About That Cut In OPEC Production --- May 27, 2017

Updates

June 4, 2017: Saudis just blowing smoke -- Bloomberg. Nice update of the three Motiva refineries: Port Arthur in Texas (Saudi Aramcco); Norco, Convent in Louisiana (Shell). The Shell refineries take very little Saudi Arabian oil; Port Arthur takes 238,000 bopd from Saudi Arabia (21% of all Saudi crude sales to the US. To the other two refineries, only 33,000 bopd sourced from Saudi Arabia.
Crude loading during June in Saudi Arabia will arrive off the U.S. coast between mid-July and mid-August. By then, refinery runs will already be at their seasonal peak and attention will be starting to turn towards the fall slowdown, which typically gets under way around the end of July.
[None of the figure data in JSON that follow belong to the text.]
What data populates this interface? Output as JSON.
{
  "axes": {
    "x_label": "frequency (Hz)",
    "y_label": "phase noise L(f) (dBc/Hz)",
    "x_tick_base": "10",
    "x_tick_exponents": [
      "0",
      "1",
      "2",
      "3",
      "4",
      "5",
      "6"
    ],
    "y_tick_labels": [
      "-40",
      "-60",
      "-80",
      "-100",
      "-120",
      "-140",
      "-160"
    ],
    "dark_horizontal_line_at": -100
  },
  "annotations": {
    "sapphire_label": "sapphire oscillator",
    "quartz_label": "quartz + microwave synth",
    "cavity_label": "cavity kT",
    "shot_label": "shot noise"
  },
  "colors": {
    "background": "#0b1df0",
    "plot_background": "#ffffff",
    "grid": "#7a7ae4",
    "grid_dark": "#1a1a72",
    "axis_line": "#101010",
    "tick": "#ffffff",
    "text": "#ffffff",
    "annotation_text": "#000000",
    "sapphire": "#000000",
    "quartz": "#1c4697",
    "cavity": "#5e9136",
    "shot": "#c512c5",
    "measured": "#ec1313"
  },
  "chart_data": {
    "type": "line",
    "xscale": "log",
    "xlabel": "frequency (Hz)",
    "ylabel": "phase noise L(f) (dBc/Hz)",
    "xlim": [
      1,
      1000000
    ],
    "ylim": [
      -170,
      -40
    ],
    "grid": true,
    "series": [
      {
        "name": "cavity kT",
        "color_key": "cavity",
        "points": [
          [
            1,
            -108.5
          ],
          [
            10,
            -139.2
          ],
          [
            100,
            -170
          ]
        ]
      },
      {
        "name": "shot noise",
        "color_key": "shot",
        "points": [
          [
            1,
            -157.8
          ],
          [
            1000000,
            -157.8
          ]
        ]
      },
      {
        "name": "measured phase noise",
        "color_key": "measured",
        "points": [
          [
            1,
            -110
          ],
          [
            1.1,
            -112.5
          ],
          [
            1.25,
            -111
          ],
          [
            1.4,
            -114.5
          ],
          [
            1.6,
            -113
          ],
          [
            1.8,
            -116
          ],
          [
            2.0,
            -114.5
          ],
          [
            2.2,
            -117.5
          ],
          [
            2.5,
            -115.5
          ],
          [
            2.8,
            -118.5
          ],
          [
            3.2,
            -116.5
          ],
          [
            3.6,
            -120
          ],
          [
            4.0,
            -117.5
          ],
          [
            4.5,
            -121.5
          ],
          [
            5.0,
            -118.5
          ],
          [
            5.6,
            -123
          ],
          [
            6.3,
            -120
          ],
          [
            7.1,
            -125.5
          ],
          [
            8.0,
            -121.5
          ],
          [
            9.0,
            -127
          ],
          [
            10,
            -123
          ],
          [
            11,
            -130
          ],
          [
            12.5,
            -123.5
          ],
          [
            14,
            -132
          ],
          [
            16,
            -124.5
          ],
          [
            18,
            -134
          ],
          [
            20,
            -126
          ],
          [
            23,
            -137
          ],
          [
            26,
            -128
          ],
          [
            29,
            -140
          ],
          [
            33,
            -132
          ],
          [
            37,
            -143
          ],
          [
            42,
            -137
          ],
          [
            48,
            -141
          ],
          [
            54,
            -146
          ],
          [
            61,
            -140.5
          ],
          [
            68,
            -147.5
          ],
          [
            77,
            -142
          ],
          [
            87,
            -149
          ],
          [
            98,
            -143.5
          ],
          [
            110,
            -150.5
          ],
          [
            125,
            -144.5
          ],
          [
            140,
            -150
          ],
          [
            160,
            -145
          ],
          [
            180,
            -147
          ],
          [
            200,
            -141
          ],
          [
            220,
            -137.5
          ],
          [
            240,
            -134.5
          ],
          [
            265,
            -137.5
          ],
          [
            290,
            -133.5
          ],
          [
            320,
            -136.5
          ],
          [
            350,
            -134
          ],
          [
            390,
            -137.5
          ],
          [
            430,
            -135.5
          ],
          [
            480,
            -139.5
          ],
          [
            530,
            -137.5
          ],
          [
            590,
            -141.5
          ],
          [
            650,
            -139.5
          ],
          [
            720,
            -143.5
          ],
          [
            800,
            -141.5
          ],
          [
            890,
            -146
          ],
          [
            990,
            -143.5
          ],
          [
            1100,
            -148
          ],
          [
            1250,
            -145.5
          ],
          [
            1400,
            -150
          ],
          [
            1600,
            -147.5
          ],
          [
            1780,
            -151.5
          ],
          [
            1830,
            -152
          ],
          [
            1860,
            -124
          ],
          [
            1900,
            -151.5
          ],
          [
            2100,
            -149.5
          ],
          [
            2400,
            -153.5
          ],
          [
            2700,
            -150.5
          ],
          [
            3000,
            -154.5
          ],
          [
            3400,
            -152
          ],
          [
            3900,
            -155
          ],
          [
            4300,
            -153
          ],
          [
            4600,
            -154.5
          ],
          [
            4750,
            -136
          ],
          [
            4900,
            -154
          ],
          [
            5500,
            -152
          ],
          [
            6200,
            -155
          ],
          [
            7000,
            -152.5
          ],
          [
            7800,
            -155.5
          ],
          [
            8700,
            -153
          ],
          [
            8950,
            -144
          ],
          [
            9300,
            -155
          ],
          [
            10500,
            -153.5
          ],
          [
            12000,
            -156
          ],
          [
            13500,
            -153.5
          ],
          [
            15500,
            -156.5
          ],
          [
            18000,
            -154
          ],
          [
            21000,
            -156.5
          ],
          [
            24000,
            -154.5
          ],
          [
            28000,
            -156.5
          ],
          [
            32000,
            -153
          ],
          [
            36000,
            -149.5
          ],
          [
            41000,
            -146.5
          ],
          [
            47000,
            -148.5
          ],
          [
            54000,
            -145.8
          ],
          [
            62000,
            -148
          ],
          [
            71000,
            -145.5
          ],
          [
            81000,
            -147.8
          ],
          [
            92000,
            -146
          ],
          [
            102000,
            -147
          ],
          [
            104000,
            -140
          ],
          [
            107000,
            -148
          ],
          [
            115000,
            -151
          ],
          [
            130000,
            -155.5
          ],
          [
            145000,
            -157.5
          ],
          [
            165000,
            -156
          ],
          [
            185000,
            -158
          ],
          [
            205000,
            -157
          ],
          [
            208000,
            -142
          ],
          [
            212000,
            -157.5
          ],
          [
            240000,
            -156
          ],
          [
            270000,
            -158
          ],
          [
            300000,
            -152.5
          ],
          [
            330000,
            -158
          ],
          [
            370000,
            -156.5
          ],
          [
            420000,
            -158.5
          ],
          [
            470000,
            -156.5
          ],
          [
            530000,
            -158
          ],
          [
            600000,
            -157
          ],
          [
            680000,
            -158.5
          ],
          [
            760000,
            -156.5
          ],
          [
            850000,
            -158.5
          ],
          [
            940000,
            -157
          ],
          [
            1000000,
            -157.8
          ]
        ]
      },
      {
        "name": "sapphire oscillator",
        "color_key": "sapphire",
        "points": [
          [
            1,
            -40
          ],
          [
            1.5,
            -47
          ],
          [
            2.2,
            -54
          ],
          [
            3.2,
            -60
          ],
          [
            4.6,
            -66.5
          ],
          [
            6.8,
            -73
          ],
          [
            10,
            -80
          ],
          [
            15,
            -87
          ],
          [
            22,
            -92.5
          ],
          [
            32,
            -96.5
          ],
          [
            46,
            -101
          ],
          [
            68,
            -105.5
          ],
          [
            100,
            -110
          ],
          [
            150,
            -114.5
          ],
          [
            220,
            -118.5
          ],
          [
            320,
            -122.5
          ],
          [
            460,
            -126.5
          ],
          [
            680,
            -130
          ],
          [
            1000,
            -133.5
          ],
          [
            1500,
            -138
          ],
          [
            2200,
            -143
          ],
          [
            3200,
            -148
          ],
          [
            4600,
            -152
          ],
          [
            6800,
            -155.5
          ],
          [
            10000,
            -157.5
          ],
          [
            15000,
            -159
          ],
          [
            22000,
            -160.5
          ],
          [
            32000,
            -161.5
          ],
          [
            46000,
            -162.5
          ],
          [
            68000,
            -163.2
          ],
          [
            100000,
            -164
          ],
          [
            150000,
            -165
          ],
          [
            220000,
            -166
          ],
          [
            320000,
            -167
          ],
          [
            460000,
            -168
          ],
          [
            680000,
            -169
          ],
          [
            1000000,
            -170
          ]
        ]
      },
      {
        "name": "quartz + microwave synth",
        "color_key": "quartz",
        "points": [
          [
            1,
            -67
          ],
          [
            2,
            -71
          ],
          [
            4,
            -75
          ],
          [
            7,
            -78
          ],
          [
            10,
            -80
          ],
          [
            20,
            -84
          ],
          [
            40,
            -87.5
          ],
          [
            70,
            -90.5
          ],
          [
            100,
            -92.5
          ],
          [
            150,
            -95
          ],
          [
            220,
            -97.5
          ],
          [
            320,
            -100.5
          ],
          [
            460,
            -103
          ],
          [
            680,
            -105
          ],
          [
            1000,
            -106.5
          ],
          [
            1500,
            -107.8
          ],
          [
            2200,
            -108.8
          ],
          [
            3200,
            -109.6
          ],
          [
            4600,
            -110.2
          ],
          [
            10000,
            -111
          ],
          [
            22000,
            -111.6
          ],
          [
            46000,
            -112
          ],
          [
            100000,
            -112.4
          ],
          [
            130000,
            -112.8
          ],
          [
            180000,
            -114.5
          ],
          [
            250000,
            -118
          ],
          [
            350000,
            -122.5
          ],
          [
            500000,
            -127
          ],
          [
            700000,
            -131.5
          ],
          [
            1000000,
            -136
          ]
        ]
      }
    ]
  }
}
This may allow the Saudis to claim a seasonal downturn as evidence of cuts.
Bloomberg tanker tracking data shows Saudi crude exports to the U.S. in May at around 840,000 barrels a day. That is a drop of 160,000 barrels from April. Significant? Perhaps, but it only takes them back to where they were in January, the first month of the output deal.
May 28, 2017: perhaps the graph below explains why the Vienna meeting was a bust for OPEC. LOL.  
 
Original Post
 
Note how much higher OPEC production is today -- after the production cuts -- than it was in 2014, prior to the production cuts. I guess it's how one defines "production cuts."

Thought experiment: overlay this chart with US shale production during same period of time.